For the HIV-infected patients, the remarkable feature is impaired immune function, and HIV can infect a variety of cells such as CD4+ lymphocytes and macrophages. HIV-encoded proteins or microRNAs trigger mitochondrial-mediated apoptosis, which may account for the progressive decline in CD4+ lymphocytes in infected patients.[12] Simultaneously, functional impairment of HIV-infected macrophages may play a role in the immune deficiency.[13,14] These immune impairments may be conducive to ameliorate the acute inflammation and fibrosis in the lungs induced by PQ.

All along, the evolution of the patient's status was in accordance with characteristics of PQ poisoning, but the extent and duration of damage was mismatching and drastically alleviative by the previous biological indices, in spite of early treatment. The CD4+ lymphocyte count also confirmed that the patient was in a state of mild suppression of immunological function on admission.

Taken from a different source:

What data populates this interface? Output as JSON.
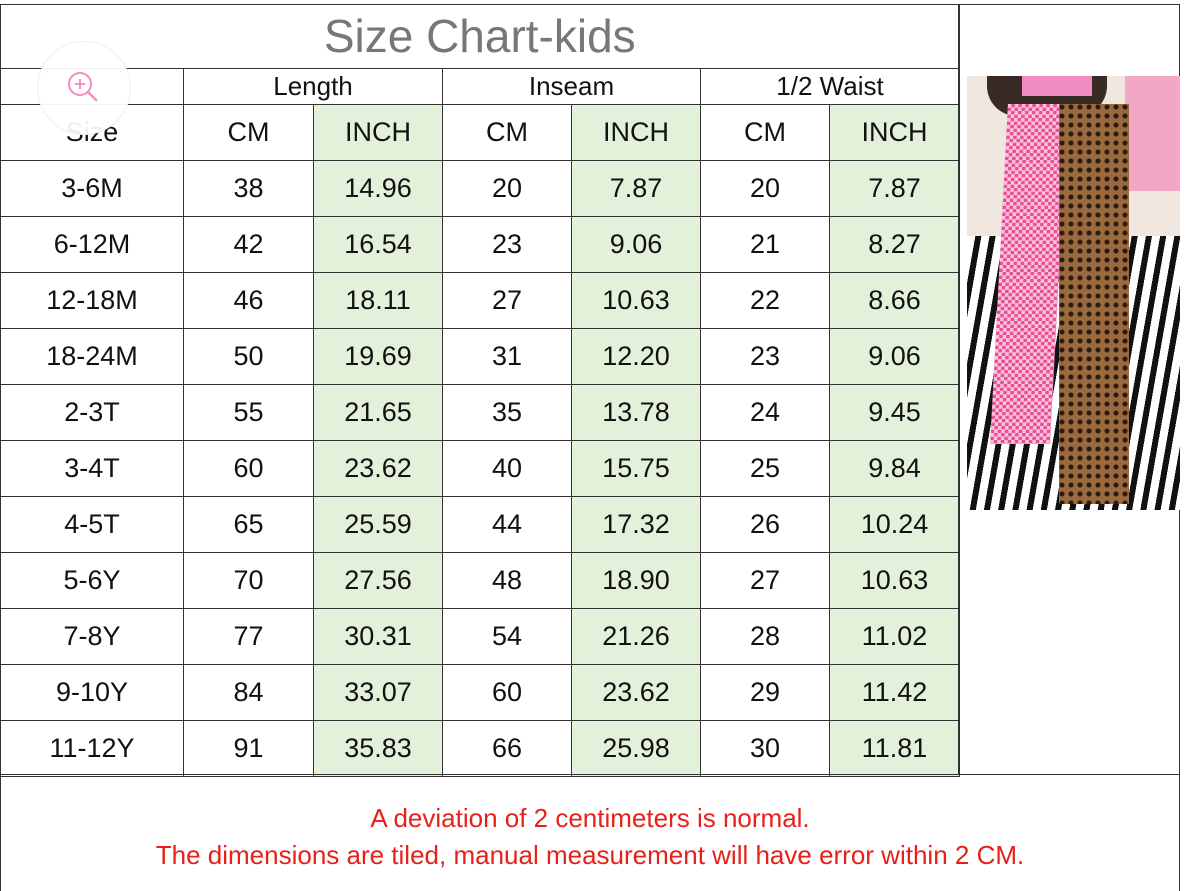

At the end of the conventional immunosuppressive therapy, CD4+ lymphocyte count also confirmed that the patient was in a state of moderate suppression of immunological function. This patient must have an earlier and more severe immunosuppression state compared with the other patients with PQ poisoning; however, the patient's disease course was surprisingly smooth, and he recovered well and was discharged, without any immunosuppression-related complications. As this patient's probability of survival was 20.5% and plasma concentration (2.17 mg/L) at 10 hours after poisoning was far above the survival limits of SIPP; his recovery was basically unthinkable, even in some sense, a miracle.

We thought that the particular case of treatment can be indirectly supporting the effectiveness of immunosuppressive therapy in treating patients with PQ poisoning, and the degree of immunosuppression and duration remains to be further discussed.